The plow was placed in front of a locomotive, and the locomotive pushed the plow through the snow ahead. Spreaders such as our Selkirk Spreader were often placed behind plows to assist with clearing the tracks of snow and ice.
Plowing near Revelstoke with Mt. Begbie in the background, 1987. RRM Collection, P-1139.
Hopper Car No. 353119
This is a steel hopper car. It was built in 1969 and was specifically designed for hauling coal to port. Coal cars pass through Revelstoke frequently on their way to the Roberts Bank super-port near Vancouver. Other types of hopper cars carry sulphur, potash, dry chemicals, and grains. You may see hopper cars passing by as part of “unit trains”, which are dedicated to hauling a single type of cargo to a single destination. Transporting this way saves time and money.
Modern hoppers are mostly made of aluminum. Aluminum is much lighter than steel, which allows more cars to be pulled and thus more material is transported at once. Coal cars are delivered with fresh red paint, but quickly turn black from coal dust.
Westbound coal train at the Laurie Sheds, 1979. RRM Collection, P-2928.
Caboose No. 437477
Caboose No. 437477 was built in 1954. It was one of the first CPR cabooses to have the cupola (the raised portion) built in the centre of the car, rather than towards the rear. From the cupola, crew members watched over the long line of freight cars for hazards such as broken axles or dragging equipment. In emergencies, caboose crewmen could pull a brake and stop the train. The caboose also provided the crew with basic cooking and sleeping quarters. Older cabooses were made of wood, but later styles were made of steel.
Cabooses were made obsolete by trackside scanning technology and the use of end-of-train units.

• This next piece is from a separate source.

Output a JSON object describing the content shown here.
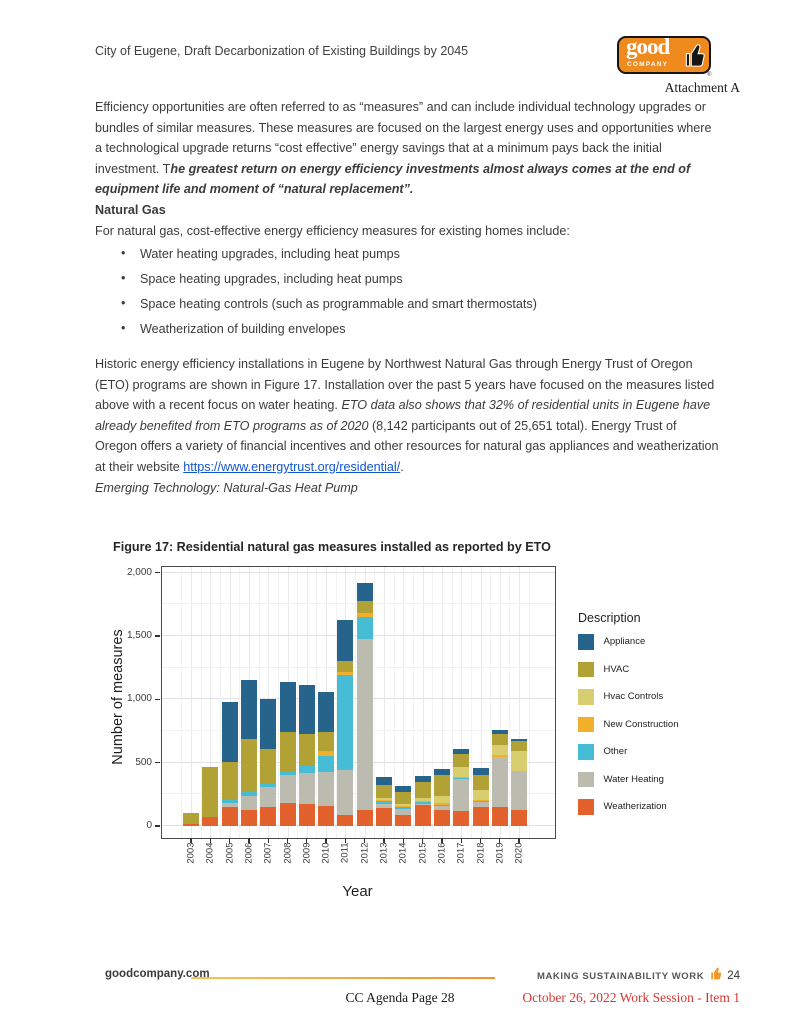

Such units automatically relay information to the locomotive using radio signals.
3 men posing on an older style wooden caboose in the Crow’s Nest Pass, 1907. RRM Collection, P-2891.
Flat Car No. 421237
This flat car was built in 1924, making it one of the oldest pieces of rolling stock in our collection.

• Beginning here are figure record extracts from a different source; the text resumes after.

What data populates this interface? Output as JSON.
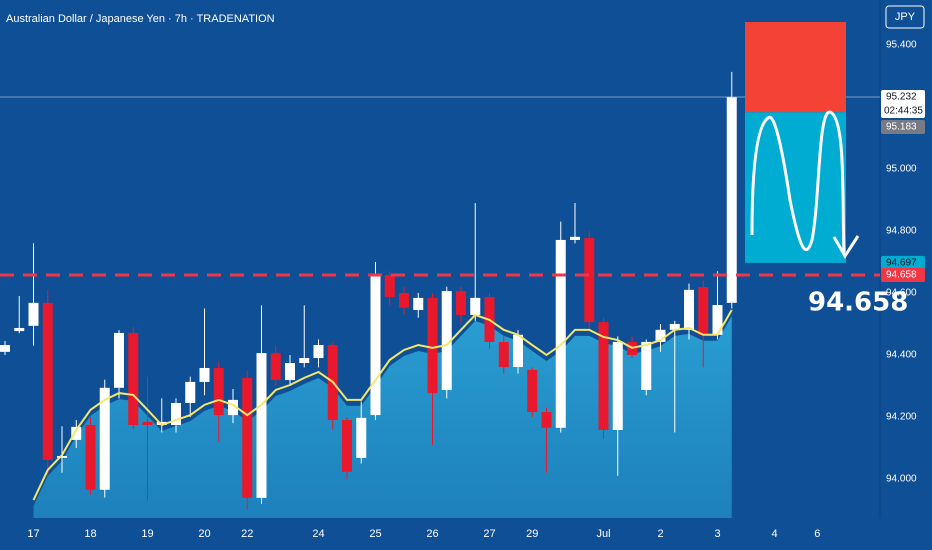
{
  "chart_data": {
    "type": "candlestick",
    "title": "Australian Dollar / Japanese Yen · 7h · TRADENATION",
    "currency": "JPY",
    "categories": [
      null,
      null,
      "17",
      null,
      null,
      null,
      "18",
      null,
      null,
      null,
      "19",
      null,
      null,
      null,
      "20",
      null,
      null,
      "22",
      null,
      null,
      null,
      null,
      "24",
      null,
      null,
      null,
      "25",
      null,
      null,
      null,
      "26",
      null,
      null,
      null,
      "27",
      null,
      null,
      "29",
      null,
      null,
      null,
      null,
      "Jul",
      null,
      null,
      null,
      "2",
      null,
      null,
      null,
      "3",
      null,
      null,
      null,
      "4",
      null,
      null,
      "6"
    ],
    "open": [
      94.41,
      94.477,
      94.494,
      94.568,
      94.068,
      94.126,
      94.174,
      93.965,
      94.294,
      94.471,
      94.184,
      94.174,
      94.174,
      94.245,
      94.313,
      94.358,
      94.206,
      94.326,
      93.939,
      94.406,
      94.319,
      94.374,
      94.39,
      94.432,
      94.19,
      94.068,
      94.206,
      94.658,
      94.6,
      94.545,
      94.584,
      94.287,
      94.606,
      94.529,
      94.587,
      94.442,
      94.361,
      94.352,
      94.216,
      94.165,
      94.771,
      94.777,
      94.506,
      94.158,
      94.442,
      94.287,
      94.442,
      94.481,
      94.481,
      94.619,
      94.465,
      94.568,
      null,
      null,
      null,
      null,
      null,
      null
    ],
    "high": [
      94.445,
      94.59,
      94.76,
      94.61,
      94.17,
      94.19,
      94.2,
      94.32,
      94.48,
      94.49,
      94.33,
      94.26,
      94.26,
      94.33,
      94.55,
      94.38,
      94.29,
      94.35,
      94.56,
      94.43,
      94.4,
      94.56,
      94.45,
      94.44,
      94.2,
      94.25,
      94.7,
      94.67,
      94.62,
      94.6,
      94.6,
      94.62,
      94.62,
      94.89,
      94.6,
      94.46,
      94.48,
      94.36,
      94.23,
      94.83,
      94.89,
      94.8,
      94.52,
      94.46,
      94.46,
      94.45,
      94.5,
      94.51,
      94.63,
      94.64,
      94.67,
      95.313,
      null,
      null,
      null,
      null,
      null,
      null
    ],
    "low": [
      94.4,
      94.47,
      94.43,
      94.01,
      94.02,
      94.1,
      93.95,
      93.94,
      94.26,
      94.16,
      93.93,
      94.15,
      94.15,
      94.2,
      94.27,
      94.12,
      94.18,
      93.9,
      93.92,
      94.3,
      94.3,
      94.36,
      94.36,
      94.16,
      94.0,
      94.05,
      94.19,
      94.56,
      94.53,
      94.52,
      94.11,
      94.26,
      94.5,
      94.51,
      94.42,
      94.34,
      94.34,
      94.2,
      94.02,
      94.15,
      94.76,
      94.48,
      94.13,
      94.01,
      94.39,
      94.27,
      94.41,
      94.15,
      94.45,
      94.36,
      94.45,
      94.55,
      null,
      null,
      null,
      null,
      null,
      null
    ],
    "close": [
      94.432,
      94.487,
      94.568,
      94.061,
      94.074,
      94.168,
      93.965,
      94.294,
      94.471,
      94.174,
      94.174,
      94.184,
      94.245,
      94.313,
      94.358,
      94.206,
      94.255,
      93.939,
      94.406,
      94.319,
      94.374,
      94.39,
      94.432,
      94.19,
      94.023,
      94.197,
      94.658,
      94.587,
      94.552,
      94.584,
      94.277,
      94.606,
      94.529,
      94.584,
      94.442,
      94.361,
      94.465,
      94.216,
      94.165,
      94.771,
      94.781,
      94.506,
      94.158,
      94.442,
      94.4,
      94.442,
      94.481,
      94.5,
      94.61,
      94.465,
      94.561,
      95.232,
      null,
      null,
      null,
      null,
      null,
      null
    ],
    "ma": [
      null,
      null,
      93.932,
      94.029,
      94.077,
      94.158,
      94.223,
      94.255,
      94.277,
      94.271,
      94.223,
      94.174,
      94.19,
      94.206,
      94.239,
      94.255,
      94.239,
      94.206,
      94.239,
      94.287,
      94.303,
      94.326,
      94.345,
      94.313,
      94.255,
      94.255,
      94.319,
      94.384,
      94.416,
      94.432,
      94.423,
      94.432,
      94.481,
      94.529,
      94.513,
      94.481,
      94.465,
      94.432,
      94.4,
      94.432,
      94.481,
      94.481,
      94.458,
      94.448,
      94.423,
      94.432,
      94.448,
      94.481,
      94.487,
      94.465,
      94.465,
      94.545,
      null,
      null,
      null,
      null,
      null,
      null
    ],
    "up_color": "#ffffff",
    "down_color": "#e8192c",
    "ma_color": "#f4e76a",
    "area_color": "#2aa2d4",
    "ylim": [
      93.874,
      95.545
    ],
    "yticks": [
      {
        "value": 94,
        "label": "94.000"
      },
      {
        "value": 94.2,
        "label": "94.200"
      },
      {
        "value": 94.4,
        "label": "94.400"
      },
      {
        "value": 94.6,
        "label": "94.600"
      },
      {
        "value": 94.8,
        "label": "94.800"
      },
      {
        "value": 95,
        "label": "95.000"
      },
      {
        "value": 95.2,
        "label": "95.200"
      },
      {
        "value": 95.4,
        "label": "95.400"
      }
    ],
    "current_price": {
      "value": 95.232,
      "label": "95.232"
    },
    "countdown": "02:44:35",
    "position": {
      "stop": 95.474,
      "entry": {
        "value": 95.183,
        "label": "95.183"
      },
      "target": {
        "value": 94.697,
        "label": "94.697"
      }
    },
    "level": {
      "value": 94.658,
      "label": "94.658"
    }
  }
}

Flat cars are used to transport a variety of goods. While boxcars are used to transport goods that need to be protected from the elements, flat cars are used for transporting less sensitive cargo and larger objects that cannot fit into a boxcar. Over time, flat cars were built in a variety of shapes and sizes to accommodate different cargos. You may see flat cars rolling by today, carrying everything from steel beams to pipelines, or even wind turbine blades.
A work team poses on flat cars behind an early steam locomotive, ca. 1900. RRM Collection, P-3270.